Un quadrato che rappresenti un santuario di fiducia e altruismo, all’interno del quale tutti condividano uguali diritti e doveri. È questo il proposito di The Square, un’opera che sta per essere inaugurata da un prestigioso museo di arte contemporanea svedese, diretto dall’apparentemente rispettabile Christian. Un punto di partenza per un film stratificato, pieno di sfumature, bulimico nella ricerca di un senso ad alcune importanti domande dei nostri tempi.
Ruben Östlund, dopo aver analizzato il peso della responsabilità individuale in Forza maggiore, dove evidenziava la dicotomia istinto – convenzioni sociali, con The Square alza l’asticella e scende in profondità, non avendo alcun timore di destabilizzare e sfidare il suo spettatore.
Parte da una critica all’arte contemporanea il nuovo lavoro del regista svedese. Un attacco alla mercificazione e alla sostanziale vacuità di alcune opere che acquistano valore solo perché appoggiate dall’intellettuale di turno, pronto a farle entrare nell’empireo artistico con l’utilizzo di un vocabolario tanto forbito quanto vuoto. A questo livello se ne accompagna uno ancora più profondo legato alla concezione della società svedese, nota per il proverbiale approccio politicamente corretto.
Östlund fa emergere invece un ritratto estremamente individualista dell’essere svedesi, contrapponendo alle intenzioni proposte in linea teorica un atteggiamento generale di indifferenza della comunità, in particolare nei confronti delle classi più umili (i mendicanti su tutti). Quello che viene mostrato sullo schermo è l’inizio della fine, una crisi che parte dall’ambito sociale per arrivare alle relazioni interpersonali, sempre più superficiali e piene di nulla.
Per raccontare tutto questo, il regista sceglie una forma molto particolare, lontana da quella più “classica” utilizzata nel suo film precedente. Guardando a visionari quali Leos Carax, Jaco Van Dormael e, ancora prima, Luis Buñuel, Ruben Östlund sceglie la via del grottesco, dell’eccesso e del bizzarro per raccontare attraverso metafore la crisi della (nostra) società.

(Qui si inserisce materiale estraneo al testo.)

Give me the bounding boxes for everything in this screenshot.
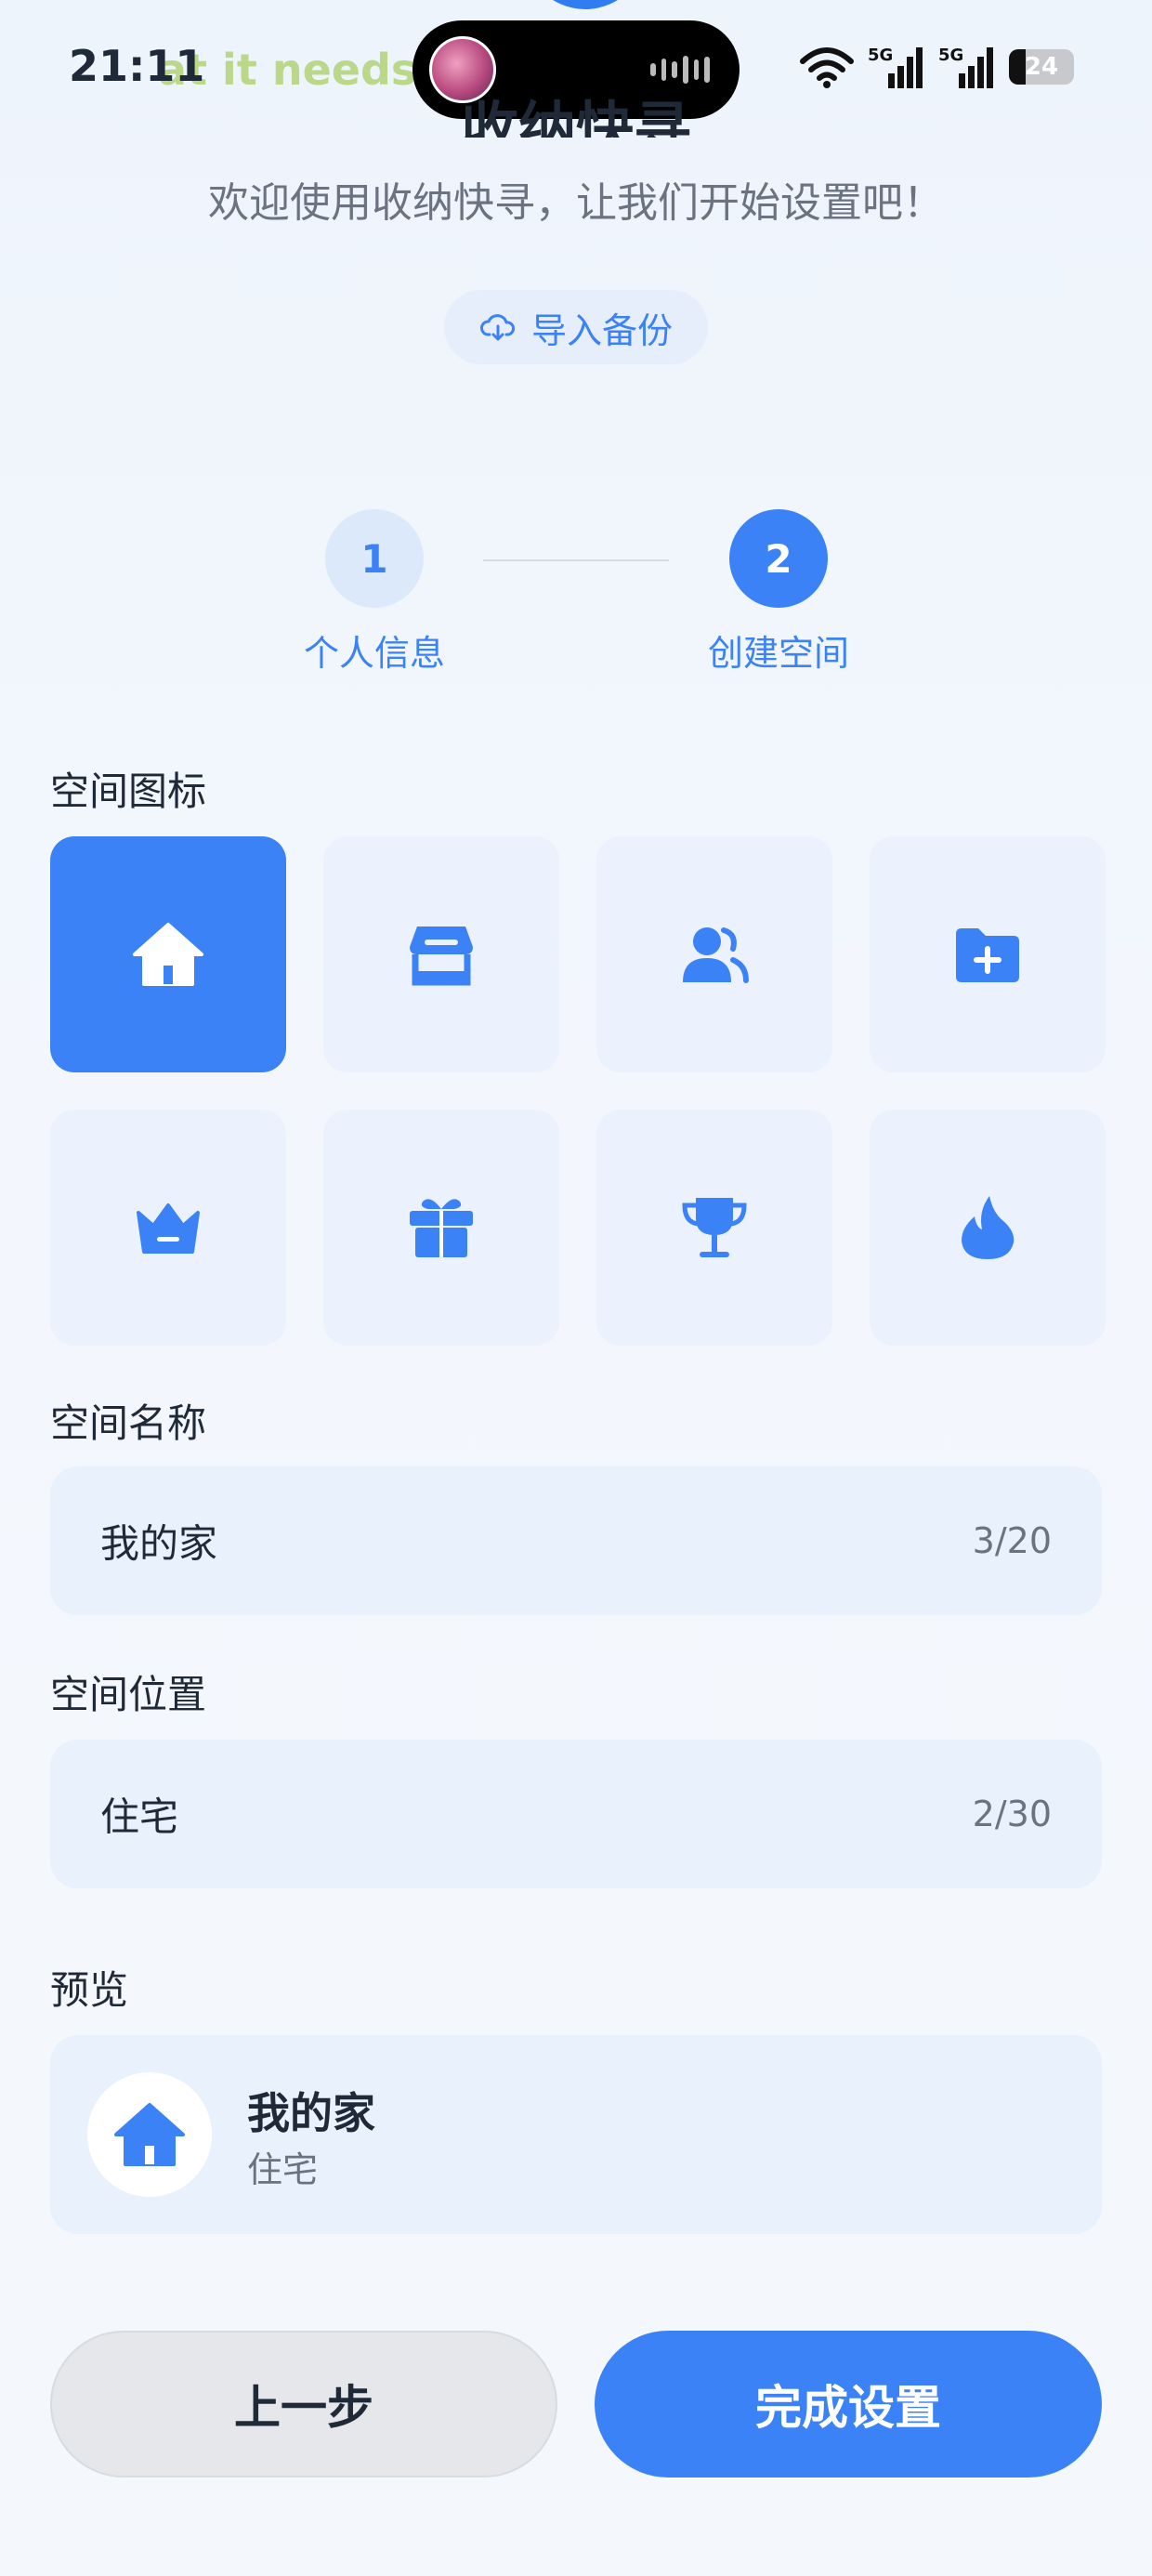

The Square è un film pieno di scene madre: la performance dell’individuo-bestia alla serata di gala; l’intervista a Christian; il tragicomico amplesso sessuale; la conferenza stampa sui limiti (presunti) della libertà artistica. Il regista svedese non scende a compromessi con il suo pubblico e lo spinge fino ai limiti, portandolo ad amare anche quelle imperfezioni che emergono qui e là nel corso della visione (su tutte la parziale mancanza di giustapposizioni a livello narrativo). Il suo lavoro però è il più delle volte sorprendente, fresco, al di fuori dei binari del già visto.
The Square può essere considerato come una performance maxima che ingloba tutte le altre performance minori dissipate all’interno della narrazione. Un’opera che fonde alla perfezione contenuto e forma. Come non parlare, infatti, dell’elegantissima regia di Östlund che, attraverso una ricerca continua dello spazio e della forma geometrica, riesce sempre a inquadrare gli avvenimenti dalla giusta prospettiva. Elementi che fanno di questo film, meritatamente premiato con la Palma d’Oro all’ultimo Festival di Cannes, una delle esperienze cinematografiche più insolite di questo 2017.